Partyforumseasia: Party hopping banned at last in Malaysia! Reforms of parliamentary rules tend to be especially difficult because they can be game changers, and for laws and rules we know by experience that not all results and consequences can be foreseen. They may influence the power structure within the house and give advantages to one of the factions, even to the opposition, which the majority group would, of course, try to prevent. On 28 July, the Malaysian parliament passed a landmark law which will ban the all-too-common habit of MPs to switch party, challenge the power balance or even change the government. The law is called Anti-Party-Hopping Law (AHL) and will prevent party and aisle switching in future. It was passed unanimously by the 209 attending members and praised by Prime Minister Ismail Sabri Yaakob as “a law to ensure continuous and lasting political stability”. Since 2018, the party hopping of 39 MPs, called “frogs” in the media and by the voters, had toppled the first coalition government under veteran Prime Minister Mahathir in 2020 and endangered the two subsequent governments with their fragile majority, political instability has always threatened the paper thin majority of the coalitions in power. (See our post from September 2020 on Malaysia’s “Katak”-Parliament (Katak meaning frog in Malay): Malaysia’s “Katak” Parliament | Political Party Forum Southeast Asia ( With the rare unanimity, the legislation was passed via a series of constitutional amendments, instead of a new Parliamentary Act. It is noteworthy, though, that the consensus was due to the confidence-and-supply agreement (CSA) between government and opposition for upholding the governability of the country and prevent the premature dissolution of parliament and snap elections. According to the AHL, the “frogs” lose their seat, except MPs who are fired by their party, but en bloc defections are still possible, a tribute to the required consensus in the highly fragmented party landscape in Malaysia. An additional factor was the looming early election, due only in September 2023, which might bring UMNO back to power.
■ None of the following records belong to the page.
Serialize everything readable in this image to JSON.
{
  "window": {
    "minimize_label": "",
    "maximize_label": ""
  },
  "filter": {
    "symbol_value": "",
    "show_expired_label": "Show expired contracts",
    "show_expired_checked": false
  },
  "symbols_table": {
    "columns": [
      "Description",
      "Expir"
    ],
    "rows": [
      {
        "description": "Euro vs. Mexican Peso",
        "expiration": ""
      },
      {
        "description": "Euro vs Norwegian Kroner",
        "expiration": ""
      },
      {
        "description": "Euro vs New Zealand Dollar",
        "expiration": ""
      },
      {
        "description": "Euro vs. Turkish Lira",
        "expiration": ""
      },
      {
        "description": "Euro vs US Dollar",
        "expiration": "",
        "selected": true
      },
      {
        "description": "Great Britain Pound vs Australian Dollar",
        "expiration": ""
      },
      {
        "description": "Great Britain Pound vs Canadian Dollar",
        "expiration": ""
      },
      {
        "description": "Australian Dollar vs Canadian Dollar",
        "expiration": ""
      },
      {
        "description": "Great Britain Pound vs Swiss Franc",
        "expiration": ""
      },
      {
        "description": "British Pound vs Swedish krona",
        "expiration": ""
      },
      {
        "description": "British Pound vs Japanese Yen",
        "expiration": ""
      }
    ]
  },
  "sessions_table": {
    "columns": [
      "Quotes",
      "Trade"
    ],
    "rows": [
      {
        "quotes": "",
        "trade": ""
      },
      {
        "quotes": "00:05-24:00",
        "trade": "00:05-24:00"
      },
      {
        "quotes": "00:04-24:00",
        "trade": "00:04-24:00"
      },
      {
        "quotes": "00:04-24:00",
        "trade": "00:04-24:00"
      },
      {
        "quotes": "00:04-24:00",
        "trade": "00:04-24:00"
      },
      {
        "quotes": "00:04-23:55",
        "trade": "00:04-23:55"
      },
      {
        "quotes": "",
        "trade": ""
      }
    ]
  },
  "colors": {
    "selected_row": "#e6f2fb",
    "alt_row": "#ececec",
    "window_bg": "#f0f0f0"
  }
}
Are there any lessons to be learned from this remarkable effort to prevent party hopping in Malaysia? The first, we suggest, is the danger of instability in more and more fragmented party systems. It is a widespread development worldwide, especially in many countries in Europe. Due to electoral fairness, even not so serious small parties like “Flying Yogis” or “Motorist Parties” are registered and even co-funded with taxpayers’ money if they reach a certain percentage of votes. Traditionally dominant mass parties have lost their positions and are far from a chance to win an absolute majority like in the old days. Malaysia is a special case because of the ethnic mix of the population and race-based electoral politics which created ethnically oriented parties for more than half a century. This leads to the second lesson, the blatant lack of ideological or programmatic distinction between the competing parties. Consequently, the electability depends at the end on the attractiveness of the candidates and, even more decisive, the magnitude of their campaign budgets, which in many countries in Southeast Asia predetermine election success. The third lesson, regional but very typical in Malaysia, is the prominent role of money politics. If a seat in parliament or a leadership role in the party is also a passport to lucrative deals in government-owned companies, the monetary aspect of a candidacy becomes the dominant motive and the common weal of the country and service to the citizens, against all campaign promises, may be secondary or even less. Especially if party hopping is being rewarded by the receiving party with financial compensation, the purpose of political activity is being perverted.
With the multitude of the ongoing challenges, from pandemics, economic and trade disruption to military threats, one can only wish Malaysia more political stability.